The simplest example of performance engineering to address this is to increase the batch size. For example, by setting the batch size to 16, memory utilization increases to about 90%, and GPU utilization rises to nearly 100% (Figure 3).

Figure 3: GPU utilization with a batch size of 16

The training time was reduced from 21.8 minutes to 8.1 minutes, achieving a speedup of approximately 2.7 times.

***** train metrics *****
  epoch                    =        3.0
  total_flos               =   183365GF
  train_loss               =      1.186
  train_runtime            = 0:08:03.93
  train_samples_per_second =      6.801
  train_steps_per_second   =      0.056

As a point of caution, training with a different batch size will not be identical to the original training. In fact, while the train_loss was 0.97 in the initial training, this time it increased slightly to 1.19.
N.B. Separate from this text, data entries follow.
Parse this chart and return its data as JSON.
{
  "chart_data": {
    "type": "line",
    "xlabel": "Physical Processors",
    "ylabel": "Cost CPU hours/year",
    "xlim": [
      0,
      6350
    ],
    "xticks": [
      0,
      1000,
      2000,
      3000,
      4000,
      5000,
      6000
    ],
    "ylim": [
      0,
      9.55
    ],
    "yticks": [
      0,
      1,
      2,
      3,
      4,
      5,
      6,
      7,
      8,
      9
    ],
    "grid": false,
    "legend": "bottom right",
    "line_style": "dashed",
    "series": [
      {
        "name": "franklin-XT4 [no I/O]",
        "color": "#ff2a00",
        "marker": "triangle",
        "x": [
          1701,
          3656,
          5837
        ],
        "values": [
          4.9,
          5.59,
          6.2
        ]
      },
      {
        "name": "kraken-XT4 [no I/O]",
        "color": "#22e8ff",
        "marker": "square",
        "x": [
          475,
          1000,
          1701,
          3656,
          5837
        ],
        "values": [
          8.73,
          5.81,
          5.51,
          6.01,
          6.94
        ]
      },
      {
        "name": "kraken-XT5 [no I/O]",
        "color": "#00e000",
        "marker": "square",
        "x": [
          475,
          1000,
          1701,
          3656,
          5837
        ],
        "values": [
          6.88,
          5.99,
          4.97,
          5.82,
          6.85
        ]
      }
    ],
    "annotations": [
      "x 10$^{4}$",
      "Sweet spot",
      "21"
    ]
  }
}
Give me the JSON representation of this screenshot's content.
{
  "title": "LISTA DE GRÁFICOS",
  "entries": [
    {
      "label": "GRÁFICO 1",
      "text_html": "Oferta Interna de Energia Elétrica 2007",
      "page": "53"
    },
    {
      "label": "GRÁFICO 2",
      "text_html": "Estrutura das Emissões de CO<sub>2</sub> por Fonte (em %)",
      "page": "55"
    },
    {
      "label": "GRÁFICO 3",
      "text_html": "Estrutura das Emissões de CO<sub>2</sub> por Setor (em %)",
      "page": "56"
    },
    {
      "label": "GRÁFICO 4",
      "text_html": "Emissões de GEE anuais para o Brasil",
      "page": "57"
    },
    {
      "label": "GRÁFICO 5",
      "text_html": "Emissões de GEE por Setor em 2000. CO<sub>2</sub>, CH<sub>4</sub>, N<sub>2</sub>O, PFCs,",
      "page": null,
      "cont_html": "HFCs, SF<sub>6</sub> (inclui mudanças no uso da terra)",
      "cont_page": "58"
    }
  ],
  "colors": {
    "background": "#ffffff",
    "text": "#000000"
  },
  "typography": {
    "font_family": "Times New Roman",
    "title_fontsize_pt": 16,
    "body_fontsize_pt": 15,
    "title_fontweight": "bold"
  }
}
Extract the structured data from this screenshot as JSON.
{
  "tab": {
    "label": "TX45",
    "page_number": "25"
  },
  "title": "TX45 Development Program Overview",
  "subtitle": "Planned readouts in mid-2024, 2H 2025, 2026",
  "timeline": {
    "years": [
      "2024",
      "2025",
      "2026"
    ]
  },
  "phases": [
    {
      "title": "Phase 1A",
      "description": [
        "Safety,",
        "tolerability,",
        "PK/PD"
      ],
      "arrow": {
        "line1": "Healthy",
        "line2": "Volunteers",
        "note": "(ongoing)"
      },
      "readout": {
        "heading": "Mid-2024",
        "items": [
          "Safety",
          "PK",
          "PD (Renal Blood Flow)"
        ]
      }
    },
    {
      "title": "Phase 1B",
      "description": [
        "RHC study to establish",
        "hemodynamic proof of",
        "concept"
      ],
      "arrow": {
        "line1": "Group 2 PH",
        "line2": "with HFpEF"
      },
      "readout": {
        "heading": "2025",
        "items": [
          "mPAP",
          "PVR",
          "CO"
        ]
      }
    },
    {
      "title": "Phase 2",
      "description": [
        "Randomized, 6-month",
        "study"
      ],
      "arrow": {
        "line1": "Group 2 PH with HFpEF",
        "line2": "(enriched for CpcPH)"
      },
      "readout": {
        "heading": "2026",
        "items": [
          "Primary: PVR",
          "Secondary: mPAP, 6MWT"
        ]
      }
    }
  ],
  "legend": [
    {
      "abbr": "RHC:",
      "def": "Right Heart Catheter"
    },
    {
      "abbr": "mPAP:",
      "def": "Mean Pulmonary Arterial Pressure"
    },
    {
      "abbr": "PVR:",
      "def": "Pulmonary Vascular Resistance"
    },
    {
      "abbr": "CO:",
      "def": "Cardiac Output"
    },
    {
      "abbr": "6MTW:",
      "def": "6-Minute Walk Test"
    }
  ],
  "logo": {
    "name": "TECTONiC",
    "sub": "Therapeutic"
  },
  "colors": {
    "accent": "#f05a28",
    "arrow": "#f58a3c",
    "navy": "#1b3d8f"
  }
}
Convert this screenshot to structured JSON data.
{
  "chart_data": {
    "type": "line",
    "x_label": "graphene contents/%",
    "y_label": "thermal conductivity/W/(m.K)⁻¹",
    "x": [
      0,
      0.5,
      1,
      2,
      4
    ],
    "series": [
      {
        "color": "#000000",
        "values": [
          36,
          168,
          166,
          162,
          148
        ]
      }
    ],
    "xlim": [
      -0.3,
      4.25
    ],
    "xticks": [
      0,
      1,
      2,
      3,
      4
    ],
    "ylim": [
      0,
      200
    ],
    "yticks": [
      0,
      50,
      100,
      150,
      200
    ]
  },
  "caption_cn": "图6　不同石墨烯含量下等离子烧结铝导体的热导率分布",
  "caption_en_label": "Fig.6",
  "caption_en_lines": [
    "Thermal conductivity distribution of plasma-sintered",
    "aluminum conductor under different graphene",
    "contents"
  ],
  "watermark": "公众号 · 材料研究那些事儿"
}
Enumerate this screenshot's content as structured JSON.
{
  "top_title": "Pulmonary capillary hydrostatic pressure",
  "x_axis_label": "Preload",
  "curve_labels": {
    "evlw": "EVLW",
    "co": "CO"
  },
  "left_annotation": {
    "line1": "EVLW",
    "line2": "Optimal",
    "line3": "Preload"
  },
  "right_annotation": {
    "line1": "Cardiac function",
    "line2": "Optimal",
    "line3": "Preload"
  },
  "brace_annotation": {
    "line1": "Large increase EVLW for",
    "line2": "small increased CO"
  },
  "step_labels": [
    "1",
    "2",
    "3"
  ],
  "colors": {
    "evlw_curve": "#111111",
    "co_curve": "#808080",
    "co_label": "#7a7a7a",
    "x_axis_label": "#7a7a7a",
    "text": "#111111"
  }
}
Figure 4: Training loss curve with a batch size of 16

To address this, it becomes necessary to adjust many parameters, including the learning rate, gradient accumulation steps, total number of training epochs, DeepSpeed ZeRO parallelization parameters, and even the frequency of logging and evaluation. This would allow for balancing accuracy and speed to achieve an efficient custom LLM development environment, but we will omit this for now.

Summary

We confirmed that fine-tuning Llama 4 Scout actually works using an H100 x 8 server and LLaMA-Factory. Furthermore, we also confirmed that increasing the batch size can reduce training time. It is expected that more libraries capable of training Llama 4 will become available in the future, and we hope to master each of them and share information.